I have bad memories from my 1st embryo transfer. It was a fresh cycle. I was overstimulated, bloated, in pain, and they couldn't get the cathether thingy thread through a tough angle in my cervix. It seemed like it too a lifetime.
I was in pain. I was terrified something was going to go wrong. I covered my eyes and I wished for it to be over.
Sure there were glimmers of the amazing miracle in the works- seeing the embryo on the screen- amazing. My husband by my side, taking it all in in awe, the collective sigh the room took when the embryologist gave the all clear that the embryo was officially in me and not in the syringe- all amazing.
But it was rough.
Today's transfer was down right fun. And mind boggling quick.
My appointment was at 3pm. I was to arrive at 245pm. I go there at 240pm and they had me back, bladder checked by u/s, talk with the embryologist, and legs in the stirrups by 255pm. By 3pm, the embryo was in and it was done.
The staff was excellent.

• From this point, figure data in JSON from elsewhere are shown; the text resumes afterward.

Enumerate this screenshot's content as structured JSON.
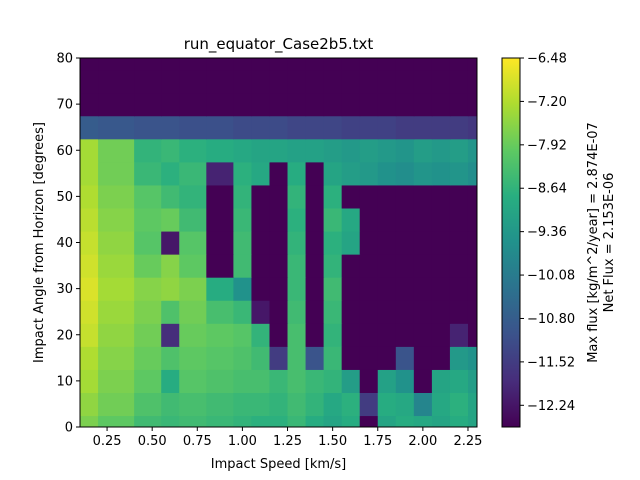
{
  "chart_data": {
    "type": "heatmap",
    "title": "run_equator_Case2b5.txt",
    "xlabel": "Impact Speed [km/s]",
    "ylabel": "Impact Angle from Horizon [degrees]",
    "colorbar_label_line1": "Max flux [kg/m^2/year] = 2.874E-07",
    "colorbar_label_line2": "Net Flux = 2.153E-06",
    "colormap": "viridis",
    "xlim": [
      0.1,
      2.3
    ],
    "ylim": [
      0,
      80
    ],
    "clim": [
      -12.6,
      -6.48
    ],
    "xticks": [
      "0.25",
      "0.50",
      "0.75",
      "1.00",
      "1.25",
      "1.50",
      "1.75",
      "2.00",
      "2.25"
    ],
    "xtick_values": [
      0.25,
      0.5,
      0.75,
      1.0,
      1.25,
      1.5,
      1.75,
      2.0,
      2.25
    ],
    "yticks": [
      "0",
      "10",
      "20",
      "30",
      "40",
      "50",
      "60",
      "70",
      "80"
    ],
    "ytick_values": [
      0,
      10,
      20,
      30,
      40,
      50,
      60,
      70,
      80
    ],
    "cbar_ticks": [
      "−6.48",
      "−7.20",
      "−7.92",
      "−8.64",
      "−9.36",
      "−10.08",
      "−10.80",
      "−11.52",
      "−12.24"
    ],
    "cbar_tick_values": [
      -6.48,
      -7.2,
      -7.92,
      -8.64,
      -9.36,
      -10.08,
      -10.8,
      -11.52,
      -12.24
    ],
    "x": [
      0.1,
      0.3,
      0.5,
      0.6,
      0.7,
      0.9,
      1.0,
      1.1,
      1.2,
      1.3,
      1.4,
      1.5,
      1.6,
      1.7,
      1.8,
      1.9,
      2.0,
      2.1,
      2.2,
      2.3
    ],
    "y": [
      0,
      5,
      10,
      15,
      20,
      25,
      30,
      35,
      40,
      45,
      50,
      55,
      60,
      65,
      70,
      75,
      80
    ],
    "z": [
      [
        -7.7,
        -8.0,
        -8.4,
        -8.5,
        -8.4,
        -8.5,
        -8.6,
        -8.7,
        -8.7,
        -8.5,
        -8.8,
        -9.0,
        -8.8,
        -12.6,
        -9.0,
        -8.8,
        -8.9,
        -9.0,
        -8.8,
        -9.0
      ],
      [
        -7.5,
        -7.8,
        -8.2,
        -8.4,
        -8.3,
        -8.4,
        -8.5,
        -8.5,
        -8.6,
        -8.4,
        -8.6,
        -8.9,
        -8.7,
        -11.5,
        -8.8,
        -8.9,
        -9.8,
        -8.9,
        -8.7,
        -9.0
      ],
      [
        -7.3,
        -7.7,
        -8.0,
        -8.8,
        -8.1,
        -8.2,
        -8.3,
        -8.3,
        -8.5,
        -8.3,
        -8.5,
        -8.6,
        -9.2,
        -12.6,
        -9.1,
        -9.5,
        -12.6,
        -9.0,
        -8.9,
        -9.2
      ],
      [
        -7.2,
        -7.6,
        -7.9,
        -8.2,
        -8.0,
        -8.1,
        -8.2,
        -8.4,
        -11.5,
        -8.3,
        -11.0,
        -8.5,
        -12.6,
        -12.6,
        -12.6,
        -11.0,
        -12.6,
        -12.6,
        -9.3,
        -9.5
      ],
      [
        -7.0,
        -7.5,
        -7.8,
        -11.8,
        -7.9,
        -8.0,
        -8.1,
        -8.6,
        -12.6,
        -8.3,
        -12.6,
        -8.6,
        -12.6,
        -12.6,
        -12.6,
        -12.6,
        -12.6,
        -12.6,
        -12.0,
        -12.6
      ],
      [
        -6.9,
        -7.4,
        -7.7,
        -8.2,
        -7.8,
        -8.3,
        -8.5,
        -12.2,
        -12.6,
        -8.4,
        -12.6,
        -8.5,
        -12.6,
        -12.6,
        -12.6,
        -12.6,
        -12.6,
        -12.6,
        -12.6,
        -12.6
      ],
      [
        -6.8,
        -7.3,
        -7.6,
        -7.5,
        -7.7,
        -8.8,
        -9.5,
        -12.6,
        -12.6,
        -8.5,
        -12.6,
        -8.4,
        -12.6,
        -12.6,
        -12.6,
        -12.6,
        -12.6,
        -12.6,
        -12.6,
        -12.6
      ],
      [
        -6.9,
        -7.4,
        -7.9,
        -7.6,
        -8.0,
        -12.6,
        -8.4,
        -12.6,
        -12.6,
        -8.5,
        -12.6,
        -8.6,
        -12.6,
        -12.6,
        -12.6,
        -12.6,
        -12.6,
        -12.6,
        -12.6,
        -12.6
      ],
      [
        -7.0,
        -7.5,
        -8.1,
        -12.2,
        -8.1,
        -12.6,
        -8.4,
        -12.6,
        -12.6,
        -8.6,
        -12.6,
        -8.7,
        -9.0,
        -12.6,
        -12.6,
        -12.6,
        -12.6,
        -12.6,
        -12.6,
        -12.6
      ],
      [
        -7.1,
        -7.6,
        -8.0,
        -7.9,
        -8.4,
        -12.6,
        -8.5,
        -12.6,
        -12.6,
        -8.7,
        -12.6,
        -8.5,
        -8.9,
        -12.6,
        -12.6,
        -12.6,
        -12.6,
        -12.6,
        -12.6,
        -12.6
      ],
      [
        -7.2,
        -7.7,
        -8.1,
        -8.4,
        -8.6,
        -12.6,
        -8.6,
        -12.6,
        -12.6,
        -8.6,
        -12.6,
        -8.7,
        -12.6,
        -12.6,
        -12.6,
        -12.6,
        -12.6,
        -12.6,
        -12.6,
        -12.6
      ],
      [
        -7.3,
        -7.8,
        -8.5,
        -8.7,
        -8.5,
        -12.0,
        -8.7,
        -8.9,
        -12.6,
        -8.8,
        -12.6,
        -9.0,
        -9.2,
        -9.3,
        -9.5,
        -9.6,
        -9.4,
        -9.5,
        -9.4,
        -9.6
      ],
      [
        -7.3,
        -7.8,
        -8.6,
        -8.5,
        -8.7,
        -8.8,
        -8.9,
        -9.0,
        -9.0,
        -9.1,
        -9.1,
        -9.2,
        -9.3,
        -9.2,
        -9.3,
        -9.4,
        -9.2,
        -9.3,
        -9.2,
        -9.4
      ],
      [
        -10.8,
        -10.9,
        -11.0,
        -11.0,
        -11.1,
        -11.1,
        -11.2,
        -11.2,
        -11.2,
        -11.3,
        -11.3,
        -11.3,
        -11.4,
        -11.4,
        -11.4,
        -11.5,
        -11.5,
        -11.5,
        -11.5,
        -11.6
      ],
      [
        -12.6,
        -12.6,
        -12.6,
        -12.6,
        -12.6,
        -12.6,
        -12.6,
        -12.6,
        -12.6,
        -12.6,
        -12.6,
        -12.6,
        -12.6,
        -12.6,
        -12.6,
        -12.6,
        -12.6,
        -12.6,
        -12.6,
        -12.6
      ],
      [
        -12.6,
        -12.6,
        -12.6,
        -12.6,
        -12.6,
        -12.6,
        -12.6,
        -12.6,
        -12.6,
        -12.6,
        -12.6,
        -12.6,
        -12.6,
        -12.6,
        -12.6,
        -12.6,
        -12.6,
        -12.6,
        -12.6,
        -12.6
      ],
      [
        -12.6,
        -12.6,
        -12.6,
        -12.6,
        -12.6,
        -12.6,
        -12.6,
        -12.6,
        -12.6,
        -12.6,
        -12.6,
        -12.6,
        -12.6,
        -12.6,
        -12.6,
        -12.6,
        -12.6,
        -12.6,
        -12.6,
        -12.6
      ]
    ]
  }
}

The embryologist answered all kinds of curiosity questions that I was too out of it to ask the first time. She clearly loved her job. The u/s tech was great. My bladder was perfectly full (which no matter how much I drink i have NEVER in all my treatments been able to get my bladder sufficiently full). The Dr. got the catheter to curve through my tough spot no problem (certainly having previously birthed a 7 pound baby vaginally helped him out). and they added a heating pad to the table, which made it oh so much more comfortable then last time.
And I was in awe. To see that embryo on the monitor, that embryo that was conceived in the same batch with the 24 pound wiggly toddler I know get to call my daughter- it is just insane.
I am in awe. In awe that a bundle of cells like that created her. In awe that as I type this we have been given another chance to do it all again.
Tonight as I type this, I feel calm. I feel like I can handle whatever comes my way. I feel grateful for the gift of those 15 minutes in the embryo transfer room- to be in the presence of something as amazing as that embryo. And even to be given the chance. I feel like I can accept whatever is to come.